Less than half of all U.S. states require hospitals to make data on surgical infections public, and in states where disclosure is mandated, the information is often not easily accessible to patients who could use it to make decisions about their healthcare, according to a new study.
A study released March 16 by Johns Hopkins Medicine found that only 21 states require public reporting of hospital data on surgical site infections.
Reporting accurate data on quality measures such as rates of surgical site infections can be an inexpensive way to reduce them, the authors say in their study published online in the Journal for Healthcare Quality.
Surgical site infections occur in up to 25 percent of patients after major surgical procedures and are estimated to cause more than 8,000 deaths a year. The occurrence of such infections is increasingly believed to be largely preventable, and these rates are often used as a way to measure broader healthcare quality at medical institutions.
The Hopkins study suggests that individual, state-by-state systems for reporting surgical site infections aren’t working and that national guidelines overseeing disclosure would be able to better gauge how well hospitals are doing at preventing harm to patients.
“A lot of information is not available to the public and, if it were, hospitals would be motivated to improve,” says study leader Dr.
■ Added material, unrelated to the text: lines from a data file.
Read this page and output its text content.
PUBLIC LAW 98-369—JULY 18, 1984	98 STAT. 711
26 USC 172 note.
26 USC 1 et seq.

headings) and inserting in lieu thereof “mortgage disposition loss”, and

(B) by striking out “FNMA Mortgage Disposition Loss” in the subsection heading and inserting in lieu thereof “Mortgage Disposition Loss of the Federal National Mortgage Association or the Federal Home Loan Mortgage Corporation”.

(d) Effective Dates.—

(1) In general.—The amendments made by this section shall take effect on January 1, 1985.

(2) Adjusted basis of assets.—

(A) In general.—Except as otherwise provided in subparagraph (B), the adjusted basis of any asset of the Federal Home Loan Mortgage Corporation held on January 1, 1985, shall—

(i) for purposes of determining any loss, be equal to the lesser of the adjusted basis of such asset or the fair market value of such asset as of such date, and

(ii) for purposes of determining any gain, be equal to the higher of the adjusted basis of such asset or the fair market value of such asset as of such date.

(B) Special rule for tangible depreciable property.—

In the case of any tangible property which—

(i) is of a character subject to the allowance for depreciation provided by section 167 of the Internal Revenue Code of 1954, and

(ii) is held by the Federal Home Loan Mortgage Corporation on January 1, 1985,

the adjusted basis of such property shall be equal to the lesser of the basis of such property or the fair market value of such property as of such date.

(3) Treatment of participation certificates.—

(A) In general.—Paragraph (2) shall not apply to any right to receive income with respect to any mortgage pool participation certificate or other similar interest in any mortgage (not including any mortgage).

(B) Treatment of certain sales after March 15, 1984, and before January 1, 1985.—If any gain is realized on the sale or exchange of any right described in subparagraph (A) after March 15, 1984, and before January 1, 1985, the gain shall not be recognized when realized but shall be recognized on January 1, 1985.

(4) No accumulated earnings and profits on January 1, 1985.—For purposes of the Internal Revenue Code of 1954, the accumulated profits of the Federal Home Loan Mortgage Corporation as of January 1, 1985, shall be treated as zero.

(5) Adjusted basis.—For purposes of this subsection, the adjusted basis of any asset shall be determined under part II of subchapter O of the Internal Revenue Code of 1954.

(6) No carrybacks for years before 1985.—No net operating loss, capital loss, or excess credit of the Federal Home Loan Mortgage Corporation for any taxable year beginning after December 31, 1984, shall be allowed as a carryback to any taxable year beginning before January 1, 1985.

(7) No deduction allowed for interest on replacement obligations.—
Martin Makary, an associate professor of surgery at the Johns Hopkins University School of Medicine in Baltimore. “Right now, a hospital can have high complication rates, high readmission rates and high infection rates, but because patients can’t look up this information, they’re essentially walking in blind.”
As of September 2010, 29 states had no laws regarding the monitoring and reporting of surgical site infections, the study found. Of the 21 that did have such laws, only eight made the data publicly available in an easy-to-access format.
Out of those eight states, the data shared were still limited, covering between two and seven procedures. Seven of the eight states reported surgical site infection rates following coronary artery bypass graft procedures, six did so for knee or hip replacement surgeries, and two reported rates after colon surgery, which has the highest national rate of surgical site infections. Ohio was the only state that reported rates after gallbladder surgery, which is one of the most common surgical procedures in the country. The average time lag between collection and publication of data was six months, with a range of two to 11 months.
In their study, researchers argued that when patients have access to surgical site infection information and use it to make personal medical decisions, such as choosing hospitals with lower infection rates for certain operations, hospitals with higher infection rates will have both financial and reputational incentives to quickly find ways to perform better and target these infection rates.
One example of the impact of such transparency occurred in New York State two decades ago, Makary said. Rates of mortality from coronary artery bypass surgery varied widely among hospitals before the state began requiring public reporting of death rates from the procedure. Four years after the mandatory reporting requirements went into effect, average hospital death rates from the operation fell by 41 percent. Makary says the reason for that drop was likely because hospitals that were performing poorly had an incentive to improve care.
The Centers for Medicare and Medicaid Services recently announced that hospitals must soon report surgical site infection rates for select procedures. If hospitals fail to meet certain benchmarks, they will suffer financial penalties. But the new requirement covers only a small number of procedures and wider reporting of complications will initially be voluntary. Makary says Medicare needs to quickly expand the program and speed up the transition to uniform public reporting for all hospitals.
Makary also says that states don’t always specify how data are to be collected, which results in disparate reporting that can make comparisons difficult. The lack of national reporting standards for surgical infections could also be a disadvantage for hospitals that are better at collecting information, because their rates may appear higher than those at hospitals that don’t look as rigorously for infection cases.